Sunday, March 21, 2010

I have a callback audition today and I am nervous as hell...it's my first since a year ago. I hope I am prepared enough.

Sunday, March 7, 2010

Listless

I'm feeling nervous and listless...if that's possible. I have an audition coming up on March 17th for a play I did in college over 23 years ago, called THE MARRIAGE OF BETTE & BOO. I've been on a self-proclaimed hiatus for over 2 years, so I'm filled with anxiety. I'm preparing a monologue and a piece from the play. Do I still have it? Whatever it is. I know that I am on the cusp of neurosis. I should just do it for myself and not fret over the outcome...I have no control over that.

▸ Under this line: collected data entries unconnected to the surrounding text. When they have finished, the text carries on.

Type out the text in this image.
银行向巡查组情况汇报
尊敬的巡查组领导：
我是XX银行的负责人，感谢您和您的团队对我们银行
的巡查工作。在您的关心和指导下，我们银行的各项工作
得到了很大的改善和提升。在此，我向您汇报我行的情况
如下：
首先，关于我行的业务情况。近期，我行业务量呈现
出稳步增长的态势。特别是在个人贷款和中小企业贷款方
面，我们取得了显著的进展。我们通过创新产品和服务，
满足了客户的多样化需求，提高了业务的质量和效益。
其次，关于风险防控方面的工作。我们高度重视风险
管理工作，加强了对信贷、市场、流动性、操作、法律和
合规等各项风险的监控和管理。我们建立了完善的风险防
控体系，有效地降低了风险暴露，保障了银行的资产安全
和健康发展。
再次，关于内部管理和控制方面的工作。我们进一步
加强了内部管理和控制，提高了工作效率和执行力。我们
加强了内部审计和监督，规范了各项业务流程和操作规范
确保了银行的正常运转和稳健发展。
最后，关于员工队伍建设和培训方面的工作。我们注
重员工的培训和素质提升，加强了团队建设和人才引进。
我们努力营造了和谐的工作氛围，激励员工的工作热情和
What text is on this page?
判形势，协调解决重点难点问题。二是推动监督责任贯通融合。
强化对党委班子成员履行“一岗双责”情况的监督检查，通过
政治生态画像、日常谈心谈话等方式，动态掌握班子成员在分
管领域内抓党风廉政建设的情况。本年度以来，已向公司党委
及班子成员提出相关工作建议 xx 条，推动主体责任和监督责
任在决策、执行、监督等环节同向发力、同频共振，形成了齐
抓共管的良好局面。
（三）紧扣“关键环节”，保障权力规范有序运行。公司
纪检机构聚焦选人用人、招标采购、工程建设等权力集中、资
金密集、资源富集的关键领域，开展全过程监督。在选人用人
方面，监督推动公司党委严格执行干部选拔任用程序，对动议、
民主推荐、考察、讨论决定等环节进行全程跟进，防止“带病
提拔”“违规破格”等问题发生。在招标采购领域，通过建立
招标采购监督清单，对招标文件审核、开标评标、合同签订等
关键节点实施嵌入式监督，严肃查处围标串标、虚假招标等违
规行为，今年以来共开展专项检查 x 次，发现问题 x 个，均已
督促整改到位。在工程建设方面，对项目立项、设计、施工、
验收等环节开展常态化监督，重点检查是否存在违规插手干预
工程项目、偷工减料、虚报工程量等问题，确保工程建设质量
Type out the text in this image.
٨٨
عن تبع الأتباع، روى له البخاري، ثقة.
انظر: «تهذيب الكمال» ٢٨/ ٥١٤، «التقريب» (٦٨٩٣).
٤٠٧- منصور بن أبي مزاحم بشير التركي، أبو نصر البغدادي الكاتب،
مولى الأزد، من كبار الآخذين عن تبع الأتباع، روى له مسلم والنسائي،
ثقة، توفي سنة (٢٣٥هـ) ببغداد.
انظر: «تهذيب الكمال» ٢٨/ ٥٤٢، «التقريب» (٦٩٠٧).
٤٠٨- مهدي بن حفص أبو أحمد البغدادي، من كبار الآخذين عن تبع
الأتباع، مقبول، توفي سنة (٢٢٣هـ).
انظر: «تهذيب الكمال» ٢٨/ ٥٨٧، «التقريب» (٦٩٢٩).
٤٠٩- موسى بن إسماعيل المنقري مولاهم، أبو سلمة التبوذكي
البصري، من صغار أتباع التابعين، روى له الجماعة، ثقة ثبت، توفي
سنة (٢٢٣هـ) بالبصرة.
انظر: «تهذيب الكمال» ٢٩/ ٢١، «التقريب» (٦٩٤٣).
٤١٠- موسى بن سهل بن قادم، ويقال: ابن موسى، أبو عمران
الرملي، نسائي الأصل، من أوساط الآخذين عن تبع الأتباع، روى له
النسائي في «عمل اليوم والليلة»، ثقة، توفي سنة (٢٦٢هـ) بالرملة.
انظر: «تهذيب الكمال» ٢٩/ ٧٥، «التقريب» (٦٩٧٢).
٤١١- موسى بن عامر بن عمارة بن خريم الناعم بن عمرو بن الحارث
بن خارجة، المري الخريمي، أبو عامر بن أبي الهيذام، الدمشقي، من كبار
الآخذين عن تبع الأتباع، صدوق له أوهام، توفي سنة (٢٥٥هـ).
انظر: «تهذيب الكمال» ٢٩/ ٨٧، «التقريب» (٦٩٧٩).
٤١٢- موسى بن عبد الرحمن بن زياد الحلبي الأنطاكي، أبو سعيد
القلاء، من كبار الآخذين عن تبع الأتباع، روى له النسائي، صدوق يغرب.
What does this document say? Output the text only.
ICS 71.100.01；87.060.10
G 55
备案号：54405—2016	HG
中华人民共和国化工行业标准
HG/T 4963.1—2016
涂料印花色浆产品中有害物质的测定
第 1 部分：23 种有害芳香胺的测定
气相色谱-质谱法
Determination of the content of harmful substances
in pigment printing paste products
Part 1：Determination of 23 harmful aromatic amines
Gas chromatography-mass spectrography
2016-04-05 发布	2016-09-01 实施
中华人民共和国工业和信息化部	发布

Wednesday, February 24, 2010

Art

I am finished with my clothing installation piece for Katie's thesis in May...now, what do I do? I'm thinking I would love to make a book...altered maybe? Also, Joanne wants me to paint again...How fortunate am I to have so many options!! I love making art and I am not deterred if it's not always understood...it fills my soul!

Monday, February 22, 2010

Talking with the Ex

Spoke with my ex-fiance today... This working on being friends is very new to me. I just let the relationships die completely in the past. I guess this one was special. He was the nicest significant other I ever had. Illness got in the way, so I want to keep the friendship. There is part of me that thinks that this is harmful in some way... I'll get over that, though.

Sunday, February 21, 2010

New project

I am about to embark on a new project.
What is it?
ME!
I am in the throws of gettingf qualified to get gastric bypass surgery. I'm scared and excited at the same time. I'm sick of being overweight and the stigma attached to it. It messes with my professional life and my intimate life. Not easy, either one, with several pounds attached. I'm not saying big isn't beautiful at all. For me it causes heavy breathing, hurt knees, constant exhaustion and a limitation as to casting for acting, and it exacerbates my depression---all good reasons in my book.
You see, there is this person inside who I know is dying to get out and be seen and heard. Right now it is as if I am invisible---some people cannot see past the pounds.
It's not only others, though. I cannot see past my weight either. I know that along with the weightloss I also have alot of indepth emotional work to do as well.
Well, wish me luck in this new endeavor!!